Davacı asıl davada, paylı mülkiyetli paydaşı olduğu ... ili, ... ilçesi, 1204 parsel sayılı taşınmazın genel yola bağlantısının bulunmadığını ileri sürerek, aynı yer 1202, 1203, 1207 ve 1211 parsel sayılı taşınmazlardan, birleştirilen davada ise mülkiyeti Maliye Hazinesine ait bulunan aynı yer 1227 parsel sayılı taşınmazdan geçit hakkı kurulmasını talep etmiştir.
Davalı ... Hazinesi vekili ve bir kısım davalılar, davanın reddini savunmuştur.
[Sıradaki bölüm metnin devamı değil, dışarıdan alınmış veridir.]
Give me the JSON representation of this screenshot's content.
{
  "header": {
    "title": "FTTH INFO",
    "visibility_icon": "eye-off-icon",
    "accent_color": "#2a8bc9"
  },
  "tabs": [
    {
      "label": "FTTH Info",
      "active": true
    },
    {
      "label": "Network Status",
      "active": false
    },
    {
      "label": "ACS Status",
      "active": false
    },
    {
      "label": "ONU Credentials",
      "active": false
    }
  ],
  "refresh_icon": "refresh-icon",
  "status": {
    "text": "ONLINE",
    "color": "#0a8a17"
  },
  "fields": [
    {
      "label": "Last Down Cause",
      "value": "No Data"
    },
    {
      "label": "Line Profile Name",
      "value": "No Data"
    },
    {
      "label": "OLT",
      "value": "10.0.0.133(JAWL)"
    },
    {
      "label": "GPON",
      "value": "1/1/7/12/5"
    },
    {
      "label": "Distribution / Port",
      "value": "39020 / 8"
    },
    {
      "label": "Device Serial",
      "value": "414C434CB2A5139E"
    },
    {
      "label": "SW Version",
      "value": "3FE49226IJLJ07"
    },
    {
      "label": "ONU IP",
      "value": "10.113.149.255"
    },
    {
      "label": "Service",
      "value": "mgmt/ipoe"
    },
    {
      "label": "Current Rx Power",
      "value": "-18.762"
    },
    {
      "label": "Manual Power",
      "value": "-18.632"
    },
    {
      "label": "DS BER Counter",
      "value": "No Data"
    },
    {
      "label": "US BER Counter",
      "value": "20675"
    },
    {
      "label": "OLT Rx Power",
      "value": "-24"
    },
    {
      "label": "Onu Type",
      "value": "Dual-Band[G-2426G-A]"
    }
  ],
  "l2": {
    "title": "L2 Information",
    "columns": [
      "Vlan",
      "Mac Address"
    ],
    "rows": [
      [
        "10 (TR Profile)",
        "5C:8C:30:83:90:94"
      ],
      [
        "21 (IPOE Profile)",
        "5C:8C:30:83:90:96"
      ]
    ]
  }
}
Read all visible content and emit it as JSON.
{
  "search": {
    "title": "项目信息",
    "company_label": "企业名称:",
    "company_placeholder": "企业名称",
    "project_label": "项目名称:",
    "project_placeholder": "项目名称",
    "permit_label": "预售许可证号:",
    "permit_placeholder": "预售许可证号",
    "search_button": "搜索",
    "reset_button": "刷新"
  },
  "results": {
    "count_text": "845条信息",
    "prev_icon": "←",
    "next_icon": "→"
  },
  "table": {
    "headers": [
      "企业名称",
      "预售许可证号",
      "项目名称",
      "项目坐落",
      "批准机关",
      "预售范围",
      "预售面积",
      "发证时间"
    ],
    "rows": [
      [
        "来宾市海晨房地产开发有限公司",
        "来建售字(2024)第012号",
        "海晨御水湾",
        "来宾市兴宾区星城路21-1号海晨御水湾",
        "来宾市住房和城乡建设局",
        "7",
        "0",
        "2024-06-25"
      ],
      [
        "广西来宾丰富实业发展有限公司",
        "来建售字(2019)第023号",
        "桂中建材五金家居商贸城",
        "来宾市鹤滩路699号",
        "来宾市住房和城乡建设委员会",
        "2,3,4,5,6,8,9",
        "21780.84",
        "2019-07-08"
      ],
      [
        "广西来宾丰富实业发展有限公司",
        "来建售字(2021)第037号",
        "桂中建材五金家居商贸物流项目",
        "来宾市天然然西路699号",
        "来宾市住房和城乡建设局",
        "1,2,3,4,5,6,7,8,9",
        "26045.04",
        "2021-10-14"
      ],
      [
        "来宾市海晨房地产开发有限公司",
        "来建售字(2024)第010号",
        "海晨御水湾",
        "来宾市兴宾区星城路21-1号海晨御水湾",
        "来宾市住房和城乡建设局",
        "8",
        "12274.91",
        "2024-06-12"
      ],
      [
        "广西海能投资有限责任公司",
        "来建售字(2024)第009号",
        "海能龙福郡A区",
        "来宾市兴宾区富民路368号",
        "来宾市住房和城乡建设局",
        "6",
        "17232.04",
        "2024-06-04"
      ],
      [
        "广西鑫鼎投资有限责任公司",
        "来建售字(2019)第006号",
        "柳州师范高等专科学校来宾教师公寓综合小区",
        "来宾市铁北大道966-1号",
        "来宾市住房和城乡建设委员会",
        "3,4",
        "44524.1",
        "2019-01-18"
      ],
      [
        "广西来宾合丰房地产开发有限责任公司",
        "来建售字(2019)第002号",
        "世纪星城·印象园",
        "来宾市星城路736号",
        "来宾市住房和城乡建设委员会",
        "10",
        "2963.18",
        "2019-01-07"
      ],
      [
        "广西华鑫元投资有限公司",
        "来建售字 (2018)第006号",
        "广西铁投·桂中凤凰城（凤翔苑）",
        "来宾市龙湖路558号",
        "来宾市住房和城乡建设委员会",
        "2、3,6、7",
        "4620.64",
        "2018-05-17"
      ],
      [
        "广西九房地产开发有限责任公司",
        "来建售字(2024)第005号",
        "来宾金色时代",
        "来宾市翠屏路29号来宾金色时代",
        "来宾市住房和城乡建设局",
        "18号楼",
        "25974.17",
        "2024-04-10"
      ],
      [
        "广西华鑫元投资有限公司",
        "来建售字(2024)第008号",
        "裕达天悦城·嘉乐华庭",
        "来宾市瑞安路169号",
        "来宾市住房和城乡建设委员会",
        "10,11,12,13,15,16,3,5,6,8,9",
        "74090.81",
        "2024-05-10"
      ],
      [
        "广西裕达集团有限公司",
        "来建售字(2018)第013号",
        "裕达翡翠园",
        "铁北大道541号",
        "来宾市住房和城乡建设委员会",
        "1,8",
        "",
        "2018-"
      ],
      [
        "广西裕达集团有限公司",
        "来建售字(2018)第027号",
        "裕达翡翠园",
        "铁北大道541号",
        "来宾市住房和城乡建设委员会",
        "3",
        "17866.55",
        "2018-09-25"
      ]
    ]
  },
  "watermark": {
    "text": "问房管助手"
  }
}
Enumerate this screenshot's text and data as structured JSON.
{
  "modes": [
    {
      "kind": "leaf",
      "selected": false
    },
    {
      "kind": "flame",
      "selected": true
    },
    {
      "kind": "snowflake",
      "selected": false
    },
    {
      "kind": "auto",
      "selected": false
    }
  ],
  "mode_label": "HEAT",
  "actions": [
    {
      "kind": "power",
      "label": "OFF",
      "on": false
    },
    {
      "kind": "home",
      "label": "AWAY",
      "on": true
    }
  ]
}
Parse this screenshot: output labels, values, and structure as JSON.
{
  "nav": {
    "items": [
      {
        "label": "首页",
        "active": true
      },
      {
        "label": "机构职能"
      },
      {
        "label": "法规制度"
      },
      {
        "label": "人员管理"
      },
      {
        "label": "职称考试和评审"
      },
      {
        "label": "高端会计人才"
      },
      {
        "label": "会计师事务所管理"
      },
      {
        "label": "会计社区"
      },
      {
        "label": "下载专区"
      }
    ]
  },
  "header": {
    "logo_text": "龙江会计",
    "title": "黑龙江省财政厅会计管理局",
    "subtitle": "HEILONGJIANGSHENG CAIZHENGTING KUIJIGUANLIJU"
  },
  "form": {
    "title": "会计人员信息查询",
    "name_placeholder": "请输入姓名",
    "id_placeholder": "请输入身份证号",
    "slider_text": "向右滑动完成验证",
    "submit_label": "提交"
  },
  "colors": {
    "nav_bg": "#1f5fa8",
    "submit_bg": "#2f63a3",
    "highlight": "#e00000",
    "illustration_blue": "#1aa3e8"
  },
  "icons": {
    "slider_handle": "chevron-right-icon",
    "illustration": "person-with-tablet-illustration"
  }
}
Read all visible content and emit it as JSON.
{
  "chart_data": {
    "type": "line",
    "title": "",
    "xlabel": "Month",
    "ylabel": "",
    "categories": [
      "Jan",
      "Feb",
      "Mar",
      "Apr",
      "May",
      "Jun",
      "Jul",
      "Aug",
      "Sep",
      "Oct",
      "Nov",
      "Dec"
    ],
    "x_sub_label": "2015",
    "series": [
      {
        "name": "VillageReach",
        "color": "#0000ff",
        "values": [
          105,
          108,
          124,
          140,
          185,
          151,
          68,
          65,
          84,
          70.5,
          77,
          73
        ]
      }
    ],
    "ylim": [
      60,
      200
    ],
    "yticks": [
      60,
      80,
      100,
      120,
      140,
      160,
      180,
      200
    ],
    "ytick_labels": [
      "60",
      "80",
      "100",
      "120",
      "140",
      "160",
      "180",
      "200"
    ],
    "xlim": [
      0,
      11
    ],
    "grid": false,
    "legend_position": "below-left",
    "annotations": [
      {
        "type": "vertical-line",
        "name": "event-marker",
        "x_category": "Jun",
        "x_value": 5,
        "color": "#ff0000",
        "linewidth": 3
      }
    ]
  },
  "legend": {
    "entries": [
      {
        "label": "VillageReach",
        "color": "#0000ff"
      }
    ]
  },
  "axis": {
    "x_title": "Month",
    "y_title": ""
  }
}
Mahkemece, asıl dava ve birleştirilen davada davacı tarafından davalılar ... ve Maliye Hazinesi aleyhine açılan geçit hakkı davasının kabulü ile davacının malik olduğu ... ili, ... ilçesi Haydere Mahallesinde bulunan 1204 parselde tapuya kayıtlı tarla vasfındaki taşınmaz lehine, aynı köy, aynı mevkideki davalı hazineye ait 1227 parselde tapuya kayıtlı ham toprak vasfındaki taşınmaz ve davalı ..."na ait zeytinli tarla vasfındaki 1202 parsel aleyhine, 13/10/2015 tarihli teknik bilirkişi rapor ve ekli krokisinde 4. alternatif yol olarak gösterilen ve (F) harfi ile gösterildiği şekilde, 1227 parselin 72.46 m2"lik kısmından 3.00 metre genişliğinde ve 24.15 metre uzunluğunda, (G) harfi ile gösterildiği şekilde 1202 parselin 198.06m2"lik kısmından 3 metre genişliğinde 66.02 metre uzunluğunda, (H) harfi ile gösterildiği şekilde tescil harici kuru derenin 21.00 m2"lik kısmından 3 metre genişliğinde olmak üzere geçit hakkı kurulmasına karar verilmiştir.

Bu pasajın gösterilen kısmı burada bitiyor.